By Agnostic, Justin at Dec 31, 2007 16:15 PM

A few things.  First there has always been a libertarian left, the various iterations of anarchist movments being the most obvious examples.  Second, I think alot of what you are describing can be broken up into two categories: an opposition to the totalizing effect of capitalism; and the lack of a prescriptive consistency on the left.

In regards to opposing the totalizing effect of capitalism I think you are right that the left here often has strange allies in right - libertarian and provincial forces.  But that is the nature of politics, one often finds discomfort in alliances because by definition alliances describe a overlapping of interest between two groups that do not share all interests. And it is worth pointing out that the one could oppose the totalizing effect of monopolistic market forces and state centralizing forces at once and be completely consistent.  The point is that when large institutions seek to reorganize the lives of people without the input of the people who\'s lives will be reorganized that choice, on the individual and small community level is lost.  You put this concern for difference and choice in opposition to the material well being of working people, and that is probably accurate in some contexts but I am not convinced it is most of the time let alone always.  I am concerned with any coercive nondemocratic power, whether it be deemed private or public.  I would point to your own example of building dams as an example.  Dams are sold on the idea that they will bring greater prosperity to an area as a whole, and that this is worth doing even if this requires short term pain for those who currently use the water as it is, or say live in an area that the dam will flood.  But, those promises of greater prosperity for the average person have often not materialized (instead there has been centralized and unequal resource distribution), and have often had disastrous effects on independent farmers, the environment, and indigenous peoples.  I would point out that it is the rich who live in pristine untouched natural landscapes and the poor that live in the polluted places or those places prone to man made ecological disaster (e.g. the poor African American population that lived the bellow the sea level in New Orleans and suffered most dearly when the levies broke).

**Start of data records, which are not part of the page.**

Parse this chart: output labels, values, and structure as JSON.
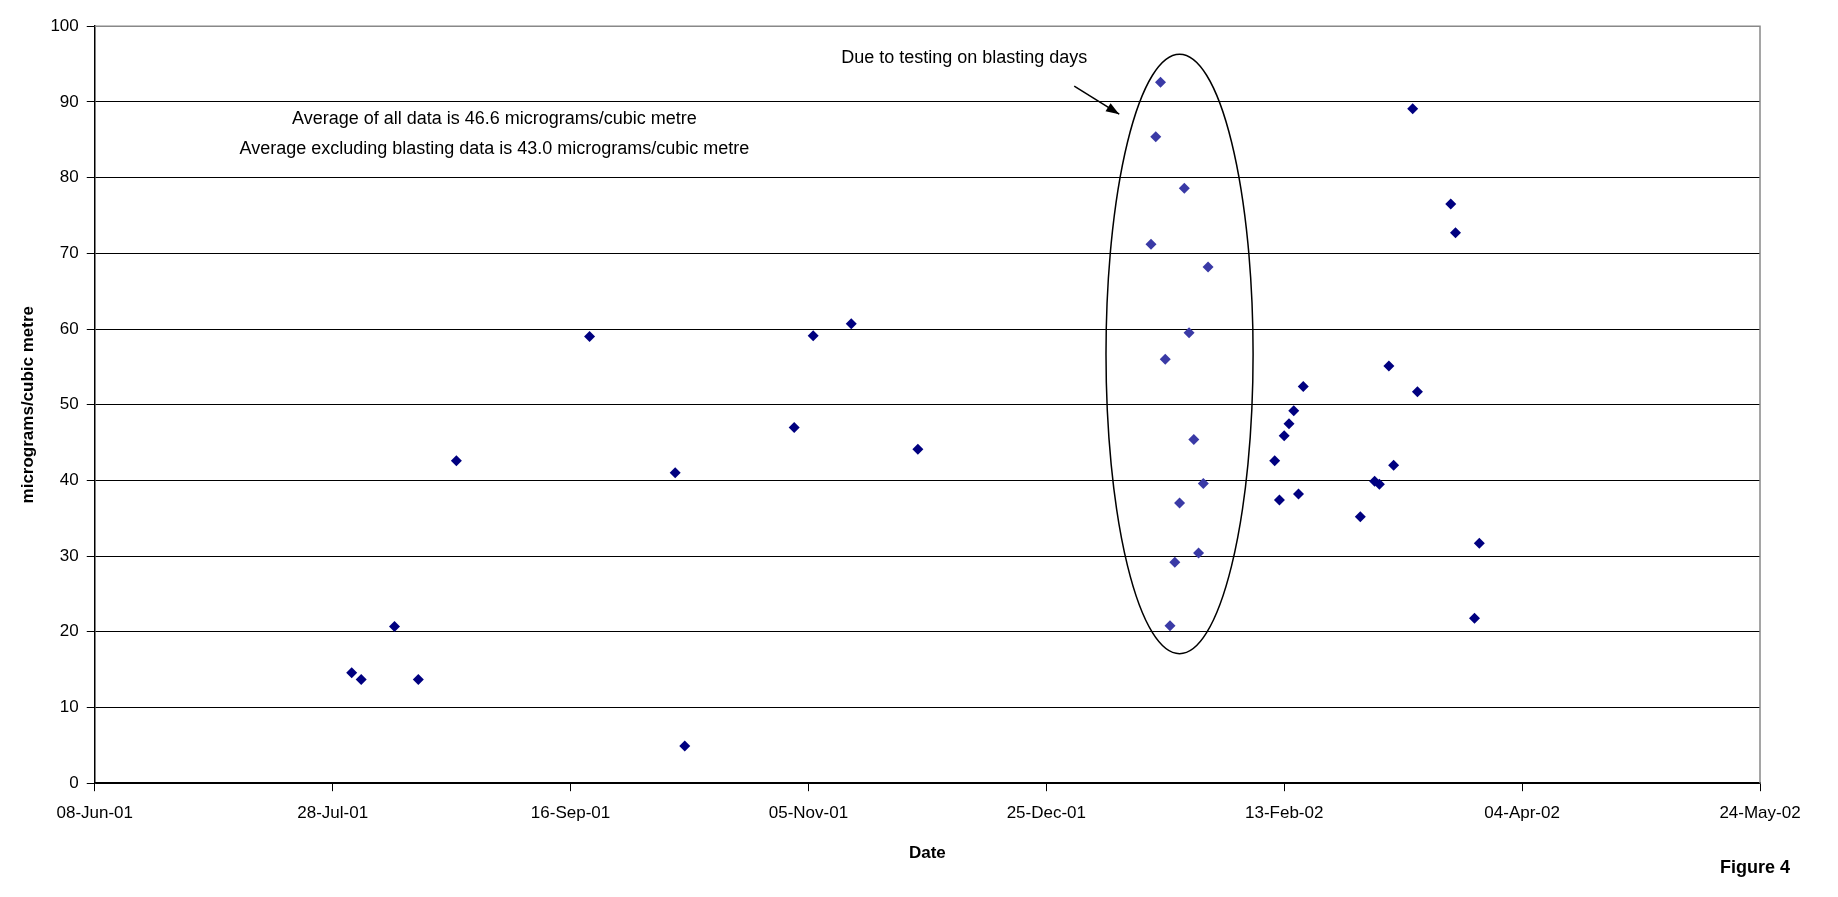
{
  "chart_data": {
    "type": "scatter",
    "xlabel": "Date",
    "ylabel": "micrograms/cubic metre",
    "xlim": [
      "2001-06-08",
      "2002-05-24"
    ],
    "xticks": [
      {
        "value": "2001-06-08",
        "label": "08-Jun-01"
      },
      {
        "value": "2001-07-28",
        "label": "28-Jul-01"
      },
      {
        "value": "2001-09-16",
        "label": "16-Sep-01"
      },
      {
        "value": "2001-11-05",
        "label": "05-Nov-01"
      },
      {
        "value": "2001-12-25",
        "label": "25-Dec-01"
      },
      {
        "value": "2002-02-13",
        "label": "13-Feb-02"
      },
      {
        "value": "2002-04-04",
        "label": "04-Apr-02"
      },
      {
        "value": "2002-05-24",
        "label": "24-May-02"
      }
    ],
    "ylim": [
      0,
      100
    ],
    "yticks": [
      0,
      10,
      20,
      30,
      40,
      50,
      60,
      70,
      80,
      90,
      100
    ],
    "grid": "y",
    "marker": "diamond",
    "legend": false,
    "series": [
      {
        "color": "#000080",
        "x": [
          "2001-08-01",
          "2001-08-03",
          "2001-08-10",
          "2001-08-15",
          "2001-08-23",
          "2001-09-20",
          "2001-10-08",
          "2001-10-10",
          "2001-11-02",
          "2001-11-06",
          "2001-11-14",
          "2001-11-28",
          "2002-02-11",
          "2002-02-12",
          "2002-02-13",
          "2002-02-14",
          "2002-02-15",
          "2002-02-16",
          "2002-02-17",
          "2002-03-01",
          "2002-03-04",
          "2002-03-05",
          "2002-03-07",
          "2002-03-08",
          "2002-03-12",
          "2002-03-13",
          "2002-03-20",
          "2002-03-21",
          "2002-03-25",
          "2002-03-26"
        ],
        "values": [
          14.6,
          13.7,
          20.7,
          13.7,
          42.6,
          59.0,
          41.0,
          4.9,
          47.0,
          59.1,
          60.7,
          44.1,
          42.6,
          37.4,
          45.9,
          47.5,
          49.2,
          38.2,
          52.4,
          35.2,
          39.9,
          39.5,
          55.1,
          42.0,
          89.1,
          51.7,
          76.5,
          72.7,
          21.8,
          31.7
        ]
      },
      {
        "color": "#3a3aa6",
        "x": [
          "2002-01-16",
          "2002-01-17",
          "2002-01-18",
          "2002-01-19",
          "2002-01-20",
          "2002-01-21",
          "2002-01-22",
          "2002-01-23",
          "2002-01-24",
          "2002-01-25",
          "2002-01-26",
          "2002-01-27",
          "2002-01-28"
        ],
        "values": [
          71.2,
          85.4,
          92.6,
          56.0,
          20.8,
          29.2,
          37.0,
          78.6,
          59.5,
          45.4,
          30.4,
          39.6,
          68.2
        ]
      }
    ],
    "annotations": [
      "Average of all data is 46.6 micrograms/cubic metre",
      "Average excluding blasting data is 43.0 micrograms/cubic metre",
      "Due to testing on blasting days",
      "Figure 4"
    ]
  }
}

As to the lack of prescriptive consistency on the left.  I feel your pain, but I do not think the answer is to recreate the positions of the old left without taking serious consideration of the history of the failures of the statist left, and other oppressive forces that the old left often ignored such patriarchy and racism. I think it is natural and that the left is to some degree uncentered in terms of what it proposes for a positive program after the failure of so many Marxist experiments.  I do not think that this is a state we must feel resigned to remain in, but the way out has to be serious analysis of the lefts past successes and failings.  But I do agree that we could do with some serious study of the basic economic mechanics of capitalism, and what we propose as an alternative.